Un libro che si legge volentieri questo, perché vergato da una giovane ma ferma mano che calibra realismo e simbolismo, sogno e realtà, parola e immagine, assai bene.
Dario Bellezza
Pier Mario Giovannone ha creato un nuovo mito, suo personale: quello del gabbiano forgiato con un pezzo di legno. L’ancestrale aspirazione di Ulisse a raggiungere luoghi sconosciuti, ad aggiungere tessere al mosaico della conoscenza, compare nell’archisema del mare. Ma si tratta di un mare quasi sempre vicino alla riva, alla sabbia che conserva le impronte, ai moli dove attraccare, per i cui pesci non ci sono più reti, ai cui uccelli bisogna asciugare le ali dal nero catrame viscoso del mondo.
“La nave da Delo / il sacro veliero” non è motivo di evasione poetica o di conforto umano: porta il presente nella sua angosciosa assolutezza, nella incompletezza dei rapporti, nella insoddisfazione delle aspirazioni, nella sensazione di sprofondare sulla scia di un naufragio.

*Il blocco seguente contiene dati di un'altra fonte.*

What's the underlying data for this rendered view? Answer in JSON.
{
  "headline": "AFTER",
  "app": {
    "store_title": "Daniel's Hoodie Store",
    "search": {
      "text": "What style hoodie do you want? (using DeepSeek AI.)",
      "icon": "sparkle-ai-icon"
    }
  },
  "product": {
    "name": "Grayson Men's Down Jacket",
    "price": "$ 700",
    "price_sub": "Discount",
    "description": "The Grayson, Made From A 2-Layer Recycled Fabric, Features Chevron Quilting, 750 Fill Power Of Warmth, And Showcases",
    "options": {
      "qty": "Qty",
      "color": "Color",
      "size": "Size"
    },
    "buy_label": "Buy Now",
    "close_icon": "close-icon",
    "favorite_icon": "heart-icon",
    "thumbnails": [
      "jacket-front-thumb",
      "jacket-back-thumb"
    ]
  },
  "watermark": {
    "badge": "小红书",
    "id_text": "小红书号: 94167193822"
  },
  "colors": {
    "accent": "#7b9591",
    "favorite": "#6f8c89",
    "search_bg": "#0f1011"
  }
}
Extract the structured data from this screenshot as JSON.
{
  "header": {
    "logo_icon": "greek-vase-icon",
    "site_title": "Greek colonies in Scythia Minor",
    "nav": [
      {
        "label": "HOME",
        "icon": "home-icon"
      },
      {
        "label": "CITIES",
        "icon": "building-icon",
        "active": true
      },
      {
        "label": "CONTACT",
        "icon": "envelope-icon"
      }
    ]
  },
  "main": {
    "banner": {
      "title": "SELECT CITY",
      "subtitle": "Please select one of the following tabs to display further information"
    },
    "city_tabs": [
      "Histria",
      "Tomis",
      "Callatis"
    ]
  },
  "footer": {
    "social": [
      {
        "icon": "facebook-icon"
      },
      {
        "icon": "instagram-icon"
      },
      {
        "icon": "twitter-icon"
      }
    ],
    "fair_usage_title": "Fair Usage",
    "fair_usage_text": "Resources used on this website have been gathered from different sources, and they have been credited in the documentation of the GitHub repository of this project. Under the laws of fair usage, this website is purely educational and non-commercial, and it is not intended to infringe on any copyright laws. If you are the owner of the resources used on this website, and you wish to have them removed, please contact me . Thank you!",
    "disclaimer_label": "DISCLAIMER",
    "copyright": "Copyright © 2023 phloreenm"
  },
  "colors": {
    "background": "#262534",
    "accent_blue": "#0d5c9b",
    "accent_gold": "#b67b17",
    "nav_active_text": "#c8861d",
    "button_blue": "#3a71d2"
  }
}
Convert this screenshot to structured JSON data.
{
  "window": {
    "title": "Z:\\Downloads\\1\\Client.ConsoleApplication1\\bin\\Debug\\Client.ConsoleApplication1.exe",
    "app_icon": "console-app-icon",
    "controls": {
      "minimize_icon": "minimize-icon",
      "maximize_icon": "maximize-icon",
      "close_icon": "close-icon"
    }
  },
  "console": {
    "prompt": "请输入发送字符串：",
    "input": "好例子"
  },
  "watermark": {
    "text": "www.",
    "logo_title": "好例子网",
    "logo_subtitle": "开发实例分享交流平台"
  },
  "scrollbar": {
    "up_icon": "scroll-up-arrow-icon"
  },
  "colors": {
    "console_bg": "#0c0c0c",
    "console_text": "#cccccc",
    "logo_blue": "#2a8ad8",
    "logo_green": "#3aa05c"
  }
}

L’autore è un uomo di terraferma, che, come Pavese, sogna il mare più che viverlo, ne trae spunto per metafore attraverso le quali accennare al suo percorso interiore affettivo ed esistenziale, poiché preferisce “essere intuito / più che capito”. Si sente, insomma, di legno, come la nave sulla quale vorrebbe affrontare “ad occhi chiusi” il mare grosso, come il gabbiano destinato a galleggiare più che a volare. Sdegna la tenacia del corallo e lo consola essere un flutto ondeggiante fra la ricerca della sicurezza di un approdo e il miraggio di un Occidente meta del sole.